Il me tente vraiment beaucoup, à cause de l'histoire et des éloges que je lis dessus ! Mais j'ai son premier roman dans ma PAL alors il serait quand même plus raisonnable que je commence par
celui-là !



Papillon 29/08/2011 20:35



J'avais beaucoup le premier, aussi.



céline 29/08/2011 10:41



Très envie de le lire, j'avais déjà adoré Edgar Mint !



Papillon 29/08/2011 20:34



C'est le même esprit : beaucoup d'humour et d'humanité.



Ikebukuro 28/08/2011 07:36



Le propos a l'air vraiment original et intéressant et je serai curieuse de découvrir cet ours débonnaire que ses épouses ont l'air de mener par le bout du nez. Je le note...



Papillon 28/08/2011 20:02



Un roman très chouette.



In Cold Blog 27/08/2011 22:03



Ca ne fera jamais que le troisième roman d'Udall que je vais inscrire sur ma LAL



Papillon 28/08/2011 20:02



Tsss... heureusement qu'il ne fait pas un bouquin tous les ans !



clara 27/08/2011 08:20



J'ai adoré !!!!!



Papillon 28/08/2011 20:02







zarline 26/08/2011 22:40



Je viens de l'offrir à ma soeur... et j'espère bien pouvoir le lui piquer quand elle l'aura ENFIN lu ;-) Ca se fait vraiment pas de lire un cadeau avant le destinataire?
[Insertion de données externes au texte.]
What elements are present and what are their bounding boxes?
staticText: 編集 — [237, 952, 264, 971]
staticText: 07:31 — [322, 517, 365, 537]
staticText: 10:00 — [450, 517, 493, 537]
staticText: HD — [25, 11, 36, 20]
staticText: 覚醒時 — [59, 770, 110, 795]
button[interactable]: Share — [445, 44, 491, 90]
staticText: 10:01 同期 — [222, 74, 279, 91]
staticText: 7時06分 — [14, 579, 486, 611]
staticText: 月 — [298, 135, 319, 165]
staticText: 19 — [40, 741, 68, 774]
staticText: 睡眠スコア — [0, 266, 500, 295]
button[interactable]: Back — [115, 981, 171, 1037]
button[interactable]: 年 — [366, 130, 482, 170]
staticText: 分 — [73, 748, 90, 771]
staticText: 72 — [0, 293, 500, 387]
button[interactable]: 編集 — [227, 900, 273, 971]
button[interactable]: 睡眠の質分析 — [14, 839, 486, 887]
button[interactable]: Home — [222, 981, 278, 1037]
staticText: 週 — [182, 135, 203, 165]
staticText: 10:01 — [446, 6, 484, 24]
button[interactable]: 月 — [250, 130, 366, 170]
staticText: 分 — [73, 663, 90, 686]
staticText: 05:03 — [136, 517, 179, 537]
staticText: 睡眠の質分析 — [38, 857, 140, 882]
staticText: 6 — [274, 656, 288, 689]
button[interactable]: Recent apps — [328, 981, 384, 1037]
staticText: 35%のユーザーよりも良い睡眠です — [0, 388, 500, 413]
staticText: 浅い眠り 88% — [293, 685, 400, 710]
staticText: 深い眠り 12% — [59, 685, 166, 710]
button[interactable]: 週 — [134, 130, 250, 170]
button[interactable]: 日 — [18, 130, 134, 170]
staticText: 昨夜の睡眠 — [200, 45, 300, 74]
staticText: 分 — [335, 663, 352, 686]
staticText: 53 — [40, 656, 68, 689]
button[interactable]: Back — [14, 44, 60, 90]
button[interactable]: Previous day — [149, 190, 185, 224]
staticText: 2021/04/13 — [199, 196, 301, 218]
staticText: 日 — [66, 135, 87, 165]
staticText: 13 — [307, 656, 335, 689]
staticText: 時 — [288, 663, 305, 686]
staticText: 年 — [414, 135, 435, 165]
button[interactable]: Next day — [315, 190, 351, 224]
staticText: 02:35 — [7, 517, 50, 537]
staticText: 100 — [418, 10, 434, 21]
Bon, bon, je patiente, je
patiente...



Papillon 28/08/2011 20:00



Oh si, ça se fait, mais c'est plus facile avec un petit bouquin



Aifelle 26/08/2011 13:19



Je l'ai déjà noté, vu les avis enthousiastes des copines, maintenant il faut trouver le temps.



Papillon 26/08/2011 20:11



Et les 750 pages se dévorent en un rien de temps !



Manu 26/08/2011 11:34



J'avais beaucoup aimé "Edgar Mint" et celui-ci finira dans ma PAL, mais en format poche !



Papillon 26/08/2011 20:10



Celui-ci est aussi bon, en tout cas.



keisha 26/08/2011 10:05



Que veux tu que j'ajoute? Tu as tout dit, sur cet excellent roman, et cette excellente collection. j'espère seulement que plus vont le lire, surtout maintenant, avec toute cette rentrée
littéraire, ça va être la foire d'empoigne...



Papillon 26/08/2011 20:08



Oui, ça fait un peu mal au coeur qu'on nous bassine avec tous ses romans français de deuzième zone, alors qu'il y a tant de bons roman américains qui restent sur le carreau !



kathel 26/08/2011 07:40



C'est vrai que c'est une très bonen collection pour afire des découvertes américaines... J'hésite encore à propos de ce roman, pourtant, je crains trop de loufoquerie.



Papillon 26/08/2011 20:07



Le roman en lui-même n'est pas loufoque, il y a même pas mal d'épisodes dramatiques, mais il y a aussi des épisodes burlesques. C'est un mélange que j'ai beaucoup apprécié, en fait.